Il settore MICE in Repubblica Ceca si affaccia al 2019 con un carico di novità, tra cui  la ristrutturazione e riqualificazione del centro congressi e l’inaugurazione, in autunno, del nuovo O2 Universum, capace di ospitare fino a 10.000 persone, sui vari livelli. La grande hall al pianterreno, una vera e propria arena, avrà da sola una capacità di 4.500 persone, tanto da poter ospitare concerti ed eventi sportivi. Recente inoltre l’inaugurazione del Cubex Centre, che ha aggiunto altri 1.700 posti alla capacità MICE di Praga.

Ristrutturazioni e nuove aperture negli alberghi congressuali

Diverse le novità anche nel settore ricettivo con la catena Mama Shelter, che approda a Praga per apporre il suo marchio al leggendario Parkhotel, che diventa quindi Mama Shelter Prague. Tempo di rinnovo anche per alcuni indirizzi storici, come il Prague Marriott Hotel, che ha completamente reinventato il suo Conference and Events Floor. Nel caso dell’Hilton Prague Old Town, gli interventi di ammodernamento hanno interessato tutto l’hotel. Completamente riarredate camere e suite all’Holiday Inn Prague e restyling degli spazi meeting completato all’Hotel Golf, che ha aumentato la propria capacità ma anche gli standard qualitativi e tecnologici. E ha infine ultimato la realizzazione di due nuove congress hall anche l’Hotel Olsanka.

Nuovi voli dall’Italia

Da Praga, sono previsti nuovi collegamenti aerei con i centri minori italiani oltre a Milano, Roma, Venezia, Bologna e Napoli. Ryanair aprirà le rotte da Pescara, Bari e Treviso, che si aggiungeranno al volo già attivo da Pisa e ai voli già normalmente operati nella stagione estiva.

Questo sulla base dei dati confortanti registrati nel settore MICE dall’Italia.
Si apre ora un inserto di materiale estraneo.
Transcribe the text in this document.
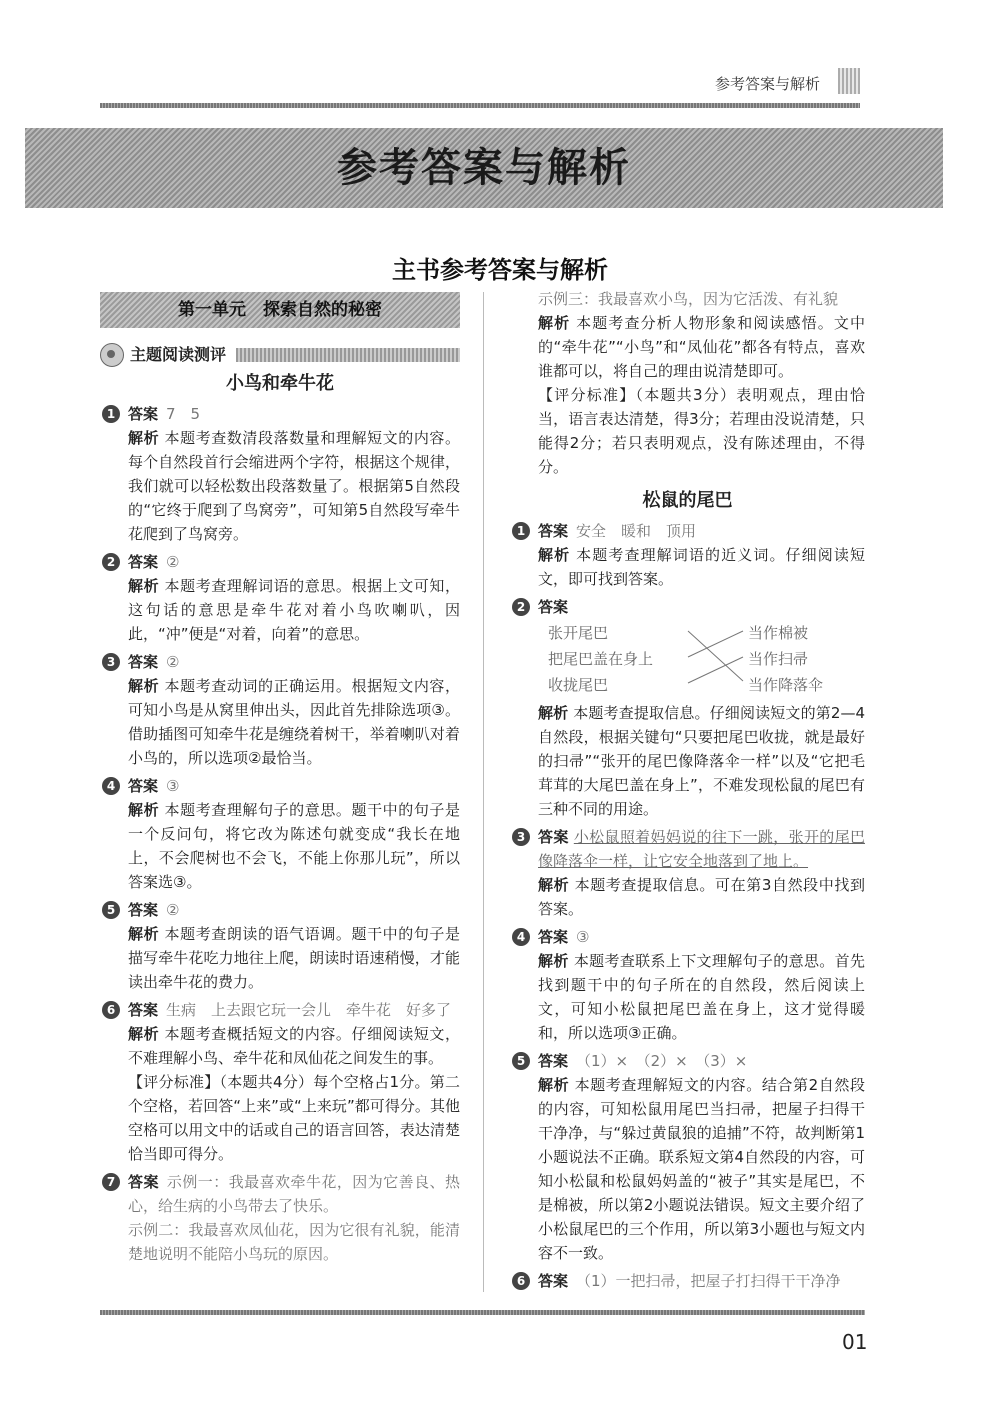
参考答案与解析
参考答案与解析
主书参考答案与解析
第一单元　探索自然的秘密
主题阅读测评
小鸟和牵牛花
1 答案 7　5
解析 本题考查数清段落数量和理解短文的内容。每个自然段首行会缩进两个字符，根据这个规律，我们就可以轻松数出段落数量了。根据第5自然段的“它终于爬到了鸟窝旁”，可知第5自然段写牵牛花爬到了鸟窝旁。
2 答案 ②
解析 本题考查理解词语的意思。根据上文可知，这句话的意思是牵牛花对着小鸟吹喇叭，因此，“冲”便是“对着，向着”的意思。
3 答案 ②
解析 本题考查动词的正确运用。根据短文内容，可知小鸟是从窝里伸出头，因此首先排除选项③。借助插图可知牵牛花是缠绕着树干，举着喇叭对着小鸟的，所以选项②最恰当。
4 答案 ③
解析 本题考查理解句子的意思。题干中的句子是一个反问句，将它改为陈述句就变成“我长在地上，不会爬树也不会飞，不能上你那儿玩”，所以答案选③。
5 答案 ②
解析 本题考查朗读的语气语调。题干中的句子是描写牵牛花吃力地往上爬，朗读时语速稍慢，才能读出牵牛花的费力。
6 答案 生病　上去跟它玩一会儿　牵牛花　好多了
解析 本题考查概括短文的内容。仔细阅读短文，不难理解小鸟、牵牛花和凤仙花之间发生的事。
【评分标准】（本题共4分）每个空格占1分。第二个空格，若回答“上来”或“上来玩”都可得分。其他空格可以用文中的话或自己的语言回答，表达清楚恰当即可得分。
7 答案 示例一：我最喜欢牵牛花，因为它善良、热心，给生病的小鸟带去了快乐。
示例二：我最喜欢凤仙花，因为它很有礼貌，能清楚地说明不能陪小鸟玩的原因。
示例三：我最喜欢小鸟，因为它活泼、有礼貌
解析 本题考查分析人物形象和阅读感悟。文中的“牵牛花”“小鸟”和“凤仙花”都各有特点，喜欢谁都可以，将自己的理由说清楚即可。
【评分标准】（本题共3分）表明观点，理由恰当，语言表达清楚，得3分；若理由没说清楚，只能得2分；若只表明观点，没有陈述理由，不得分。
松鼠的尾巴
1 答案 安全　暖和　顶用
解析 本题考查理解词语的近义词。仔细阅读短文，即可找到答案。
2 答案
张开尾巴
把尾巴盖在身上
收拢尾巴
当作棉被
当作扫帚
当作降落伞
解析 本题考查提取信息。仔细阅读短文的第2—4自然段，根据关键句“只要把尾巴收拢，就是最好的扫帚”“张开的尾巴像降落伞一样”以及“它把毛茸茸的大尾巴盖在身上”，不难发现松鼠的尾巴有三种不同的用途。
3 答案 小松鼠照着妈妈说的往下一跳，张开的尾巴像降落伞一样，让它安全地落到了地上。
解析 本题考查提取信息。可在第3自然段中找到答案。
4 答案 ③
解析 本题考查联系上下文理解句子的意思。首先找到题干中的句子所在的自然段，然后阅读上文，可知小松鼠把尾巴盖在身上，这才觉得暖和，所以选项③正确。
5 答案 （1）×　（2）×　（3）×
解析 本题考查理解短文的内容。结合第2自然段的内容，可知松鼠用尾巴当扫帚，把屋子扫得干干净净，与“躲过黄鼠狼的追捕”不符，故判断第1小题说法不正确。联系短文第4自然段的内容，可知小松鼠和松鼠妈妈盖的“被子”其实是尾巴，不是棉被，所以第2小题说法错误。短文主要介绍了小松鼠尾巴的三个作用，所以第3小题也与短文内容不一致。
6 答案 （1）一把扫帚，把屋子打扫得干干净净
01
In linea con un trend di crescita costante evidenziato negli ultimi anni, i dati parziali del 2018 collocano il Belpaese al settimo posto nella classifica dei bacini di affluenza, dopo tradizionali colossi del turismo come Germania, Russia, Stati Uniti e Regno Unito e in coda a Polonia e Slovacchia, “fenomeni” del momento con un exploit negli ultimi mesi addirittura del +9% e +10%. Ben 198.666 gli arrivi registrati dall’Italia, per un totale di 545.266 presenze, pari a un aumento del 3,5% rispetto al 2017.